In a commentary carried by the official Korean Central News Agency (KCNA) on Friday, Pyongyang cast the biennial exercise as a rehearsal for war that was dragging the Pacific into dangerous turbulence, and said regional states had an inviolable right to bolster their own war deterrence in response.
KCNA said the "reckless racket" of what it called international ruffians would inevitably invite a chain of proportional responses from countries seeking to firmly rein it in. It heaped scorn on the United States, South Korea and Japan alike, likening the drill to outsiders lighting a fire at a neighbor's doorstep.
The commentary is notable for reviving the epithet "puppet," a term North Korean media had not aimed at the current South Korean government in about one year and three months, since an April 2024 incident involving a South Korean air force fighter jet.
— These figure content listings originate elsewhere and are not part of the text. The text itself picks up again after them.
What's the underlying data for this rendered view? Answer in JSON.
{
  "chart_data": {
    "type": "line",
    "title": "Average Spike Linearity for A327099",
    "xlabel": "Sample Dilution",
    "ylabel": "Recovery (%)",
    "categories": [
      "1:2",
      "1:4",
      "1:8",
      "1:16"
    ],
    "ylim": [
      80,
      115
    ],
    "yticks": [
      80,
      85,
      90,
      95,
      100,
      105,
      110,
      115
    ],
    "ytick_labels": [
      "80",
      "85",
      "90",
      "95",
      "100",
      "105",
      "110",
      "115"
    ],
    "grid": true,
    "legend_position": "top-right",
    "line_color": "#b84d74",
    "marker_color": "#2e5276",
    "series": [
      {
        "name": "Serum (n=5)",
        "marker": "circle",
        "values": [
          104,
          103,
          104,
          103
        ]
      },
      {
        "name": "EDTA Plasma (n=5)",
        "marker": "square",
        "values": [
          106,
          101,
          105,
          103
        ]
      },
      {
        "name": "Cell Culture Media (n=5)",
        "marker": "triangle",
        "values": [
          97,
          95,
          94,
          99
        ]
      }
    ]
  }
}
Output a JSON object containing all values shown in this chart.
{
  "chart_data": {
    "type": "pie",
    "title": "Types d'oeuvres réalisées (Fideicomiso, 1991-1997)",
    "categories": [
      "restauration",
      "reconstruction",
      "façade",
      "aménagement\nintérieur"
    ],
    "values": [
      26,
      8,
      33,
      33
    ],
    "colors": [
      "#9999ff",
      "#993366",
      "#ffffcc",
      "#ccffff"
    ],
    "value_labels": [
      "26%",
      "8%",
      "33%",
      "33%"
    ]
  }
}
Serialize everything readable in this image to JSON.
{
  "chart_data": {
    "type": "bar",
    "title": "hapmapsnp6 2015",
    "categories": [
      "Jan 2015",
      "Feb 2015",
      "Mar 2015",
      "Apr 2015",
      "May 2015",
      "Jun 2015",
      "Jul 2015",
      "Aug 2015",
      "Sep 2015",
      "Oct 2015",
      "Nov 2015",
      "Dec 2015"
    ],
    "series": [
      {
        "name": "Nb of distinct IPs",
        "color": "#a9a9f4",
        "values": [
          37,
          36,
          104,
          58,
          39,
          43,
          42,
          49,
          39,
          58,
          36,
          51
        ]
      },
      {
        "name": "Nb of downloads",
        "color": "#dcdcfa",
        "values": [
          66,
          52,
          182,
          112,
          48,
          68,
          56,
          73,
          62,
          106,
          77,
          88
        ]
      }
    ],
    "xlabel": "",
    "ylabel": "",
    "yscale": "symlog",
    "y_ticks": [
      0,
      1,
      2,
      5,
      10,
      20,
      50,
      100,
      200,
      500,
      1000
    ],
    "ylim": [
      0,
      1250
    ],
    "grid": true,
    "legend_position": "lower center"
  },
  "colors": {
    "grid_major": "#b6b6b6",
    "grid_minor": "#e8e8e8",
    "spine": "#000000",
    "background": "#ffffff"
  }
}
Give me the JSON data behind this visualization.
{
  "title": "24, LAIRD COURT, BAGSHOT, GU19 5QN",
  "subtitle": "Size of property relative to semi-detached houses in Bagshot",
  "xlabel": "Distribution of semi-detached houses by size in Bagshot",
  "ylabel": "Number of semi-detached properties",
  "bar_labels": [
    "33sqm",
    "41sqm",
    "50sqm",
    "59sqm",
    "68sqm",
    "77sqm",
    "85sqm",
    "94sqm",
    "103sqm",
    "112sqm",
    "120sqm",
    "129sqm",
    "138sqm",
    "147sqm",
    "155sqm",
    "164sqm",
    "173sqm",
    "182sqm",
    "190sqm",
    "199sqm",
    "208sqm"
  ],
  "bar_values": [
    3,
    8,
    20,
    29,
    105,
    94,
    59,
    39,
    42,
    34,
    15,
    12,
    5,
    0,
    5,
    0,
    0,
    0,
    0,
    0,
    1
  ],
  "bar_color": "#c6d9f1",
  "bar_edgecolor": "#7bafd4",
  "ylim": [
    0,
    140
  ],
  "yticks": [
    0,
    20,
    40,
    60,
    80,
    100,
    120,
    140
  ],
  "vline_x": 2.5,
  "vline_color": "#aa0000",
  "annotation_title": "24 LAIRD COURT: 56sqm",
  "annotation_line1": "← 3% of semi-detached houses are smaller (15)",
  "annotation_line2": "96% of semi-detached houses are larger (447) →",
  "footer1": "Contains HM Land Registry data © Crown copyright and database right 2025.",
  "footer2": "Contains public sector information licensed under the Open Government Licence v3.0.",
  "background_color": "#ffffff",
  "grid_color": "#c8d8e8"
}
North Korea took particular aim at Seoul's expanded footprint, asserting that South Korea had joined "as a main force." The South Korean Navy, a RIMPAC participant since 1990, this year commanded the exercise's combined maritime component for the first time, overseeing the operations of a multinational fleet.
Pyongyang also seized on the exercise's embrace of new technology, noting that artificial intelligence had been introduced and that the integrated operation of manned and unmanned weapons systems had been made a core training focus.
"The Pacific has now turned into a battlefield thick with the smell of gunpowder, regardless of its name," KCNA said, warning that undesirable developments could soon unfold on the Korean peninsula.
RIMPAC 2026, which the U.S. Navy says draws 30 nations, began June 24 and runs through July 31 in and around Hawaii, led by the aircraft carrier USS Theodore Roosevelt.